Look around the NFL and NBA. Teams draft a kid in the early rounds with the full expectation that he'll win a spot right away and contribute immediately. It's not the NHL or Major League Baseball, where teams select gangly, eighteen-year-old foreign kids who have, in some cases, up to five years to grow into their adult skin and join teams when they're deemed ready for the pros. In the NFL, you take twenty-one-, twenty-two-year-old young men, make them instant multimillionaires and tell them to man up and prove it on the field.

Critics will blather on about how it's premature to label the eleventh overall pick of 2009 a failure. But I submit that not conceding
Maybin may never succeed in this league is pure denial. Is it really that hard to see?

The Bills' list of early round misfires includes McCargo, Donte Whitner, Paul Poszlusny, Leodis McKelvin, and a gaggle of other reaches and outright misses. Such damning evidence of poor scouting makes it easy to conclude this one is simply the latest in an incredible string of draft day follies. Come on, wouldn't part of you be astonished if Maybin went elsewhere and became even an adequate pass-rusher?

In the rare instance he gets on the field, watch Maybin. I dare you. He's consistently manhandled and swallowed whole by offensive linemen who outweigh, outsmart and out-hustle him.

Perhaps this is the craziest part: I think he's really trying hard. The effort's probably there, but NFL football in the trenches isn't a race, it's a dogfight. Put your money on the purebread greyhound if you want. I'm betting on the Rottweiler-Pit Bull mutt with the facial scars. (Wow, that dogfighting joke is in poor taste, huh? The lengths some hack bloggers will go to illustrate a point!)

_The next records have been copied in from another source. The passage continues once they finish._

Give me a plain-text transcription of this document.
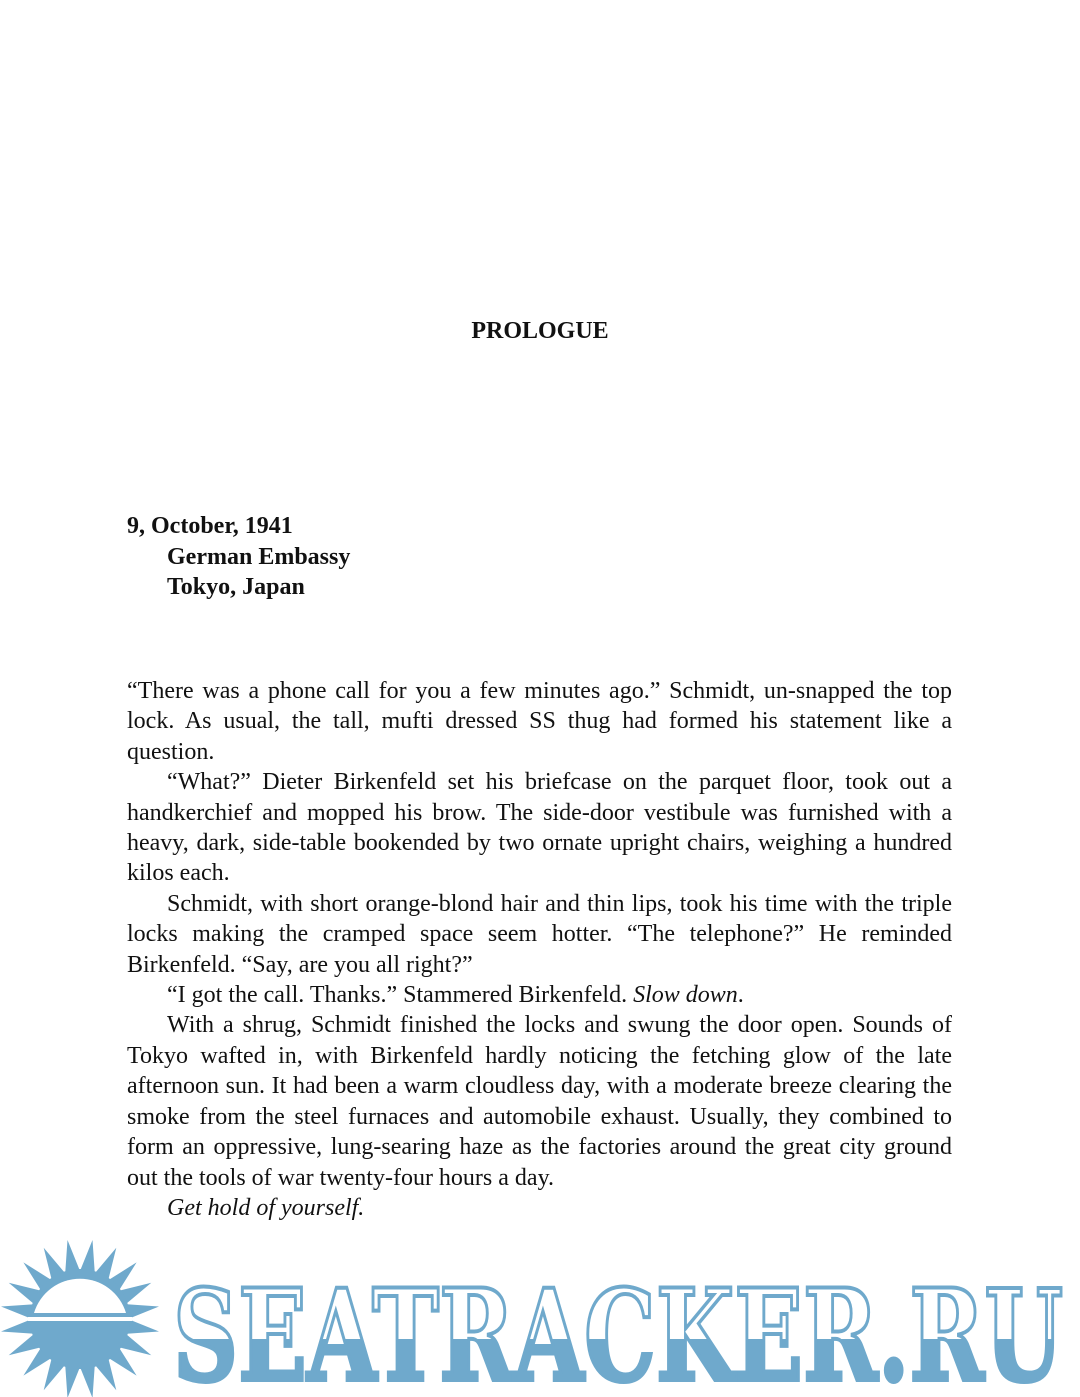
PROLOGUE
9, October, 1941
German Embassy
Tokyo, Japan

“There was a phone call for you a few minutes ago.” Schmidt, un-snapped the top lock. As usual, the tall, mufti dressed SS thug had formed his statement like a question.

“What?” Dieter Birkenfeld set his briefcase on the parquet floor, took out a handkerchief and mopped his brow. The side-door vestibule was furnished with a heavy, dark, side-table bookended by two ornate upright chairs, weighing a hundred kilos each.

Schmidt, with short orange-blond hair and thin lips, took his time with the triple locks making the cramped space seem hotter. “The telephone?” He reminded Birkenfeld. “Say, are you all right?”

“I got the call. Thanks.” Stammered Birkenfeld. Slow down.

With a shrug, Schmidt finished the locks and swung the door open. Sounds of Tokyo wafted in, with Birkenfeld hardly noticing the fetching glow of the late afternoon sun. It had been a warm cloudless day, with a moderate breeze clearing the smoke from the steel furnaces and automobile exhaust. Usually, they combined to form an oppressive, lung-searing haze as the factories around the great city ground out the tools of war twenty-four hours a day.

Get hold of yourself.

SEATRACKER.RU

There are an avalanche of reasons why, and not even a leaky faucet drip of reasons why not. Maybin, and most importantly the  organization, are out of excuses. No one's sure whether Nix and Gailey know what they're doing at the draft table. C. J. Spiller's a great talent, but not a "stud" running back who can shoulder the load through four quarters, and unfortunately probably not worth taking nintth overall.

Besides, this team has some astonishingly glaring holes to fill that surely take priority over the offensive backfield (and no, of course I'm not counting the quarterback position).

And perhaps Terrell Troup, Alex Carrington, Arthur Moats, and the class of 2010 will be as equally ineffective as their 2000-2009 brothers, but the jury's still out on them. Or at least Bills fans hope so. But Maybin? He's not this regime's mistake.

Would any reasonable jury in the Court of Football Fandom return an indictment against Buddy 'N Pals for cutting him? Is there a compassionate defense attorney in the land who can make a case for Maybin? If so, we're eager to hear it.